Inspiration

Games and apps that require you to be active and social have been extremely popular recently. Our app capitalizes on this trend by incentivizing students to go around campus finding beacons, completing their challenges and earning points towards the leaderboard.

What it does

When you get into the range of the beacon, you get a notification that there is one nearby. By finding it and interacting with it, you get a quest assigned, that might be a question, a task to go somewhere or do something, etc. By completing the quest properly or giving the right answer, you complete the quest and you receive points for this. You can only get one quest a day from every particular beacon.

How I built it

The back-end was constructed using the django framework for Python. It is hosted on c9.io, which provides an excellent platform for your locally-built server. The native android app was built in Java 8.

Challenges I ran into

Constructing the database properly was the biggest struggle during the weekend. After managing to link up everything properly and getting it to work in django, in the end the problem of hosting the server in Heroku popped up. The SQLite database that we had created was unable to run on Heroku, which automatically converted it to PostgreSQL. With limited time and options, c9.io proved to be a great tool for easily hosting your server on the net.

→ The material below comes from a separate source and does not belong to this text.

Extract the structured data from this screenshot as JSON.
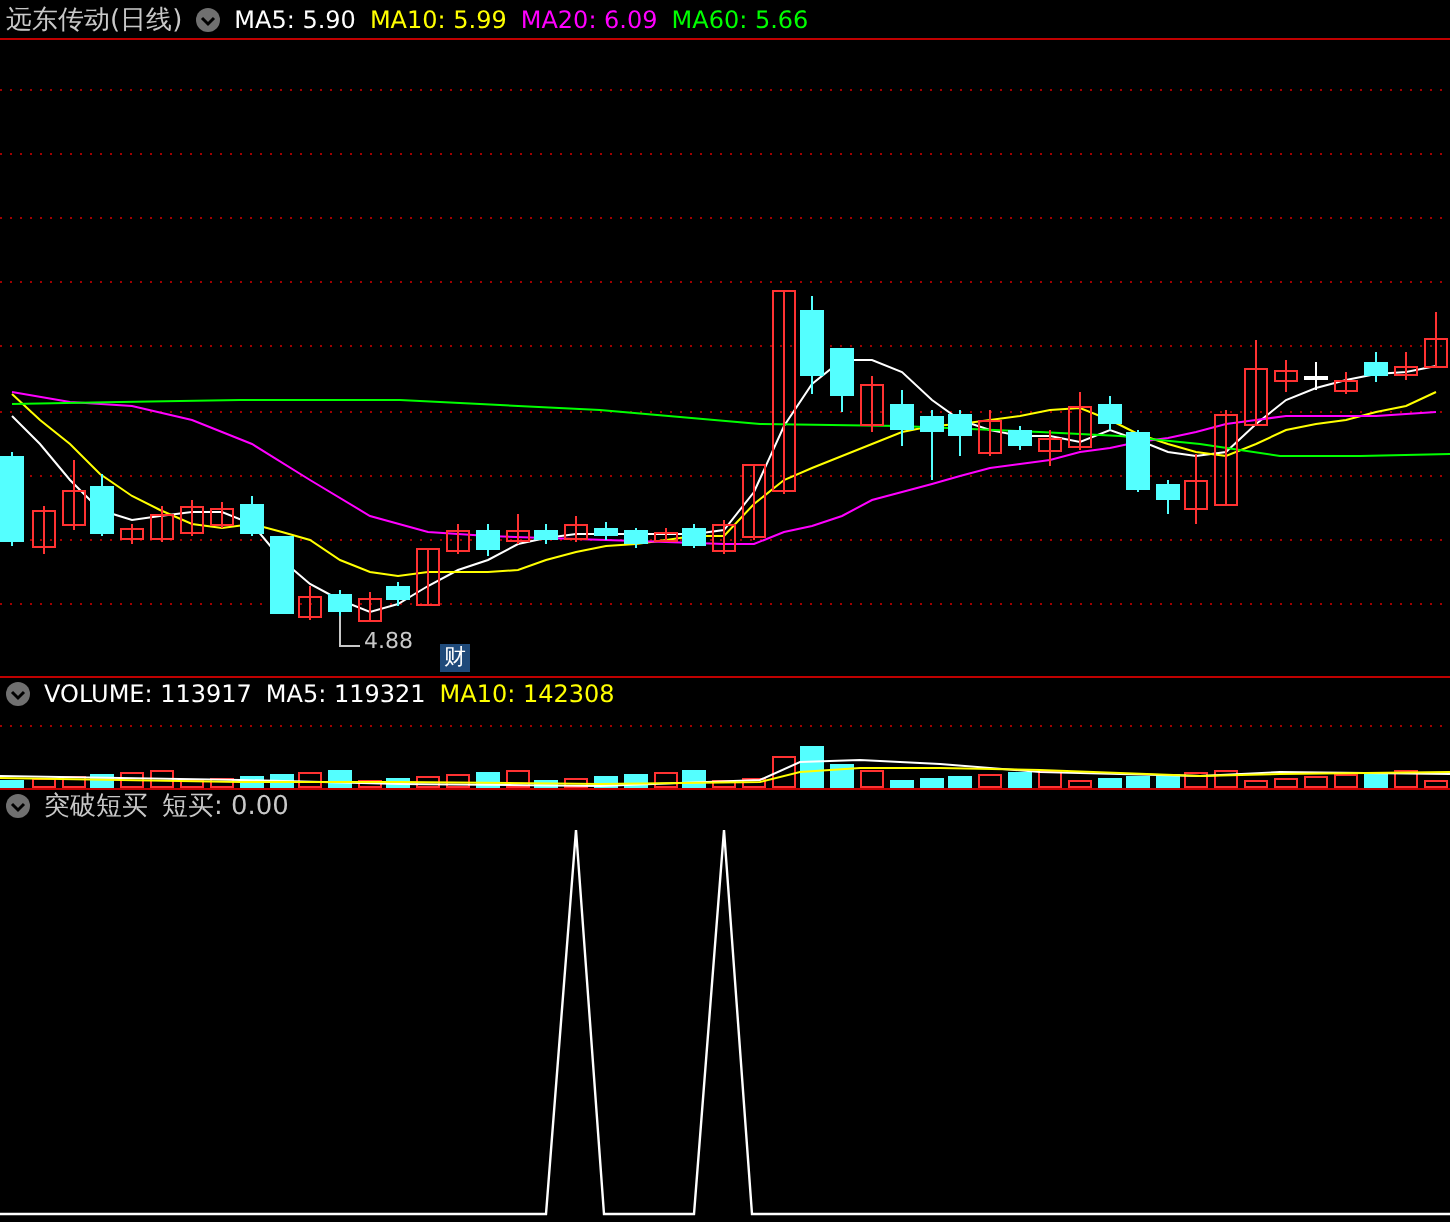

Accomplishments that I'm proud of

Successfully hosting the server in an online environment with properly working End-Points for the client to use

What I learned

The database is the bread and butter of the back-end, but even if you have the perfect server, it all depends on the front-end in the end.

What's next for Beacon Quest

Finishing up the prototype; implementing the leaderboards; creating more and various challenges; working with students and staff on campus in order to provide the best user experience and content for the beacons.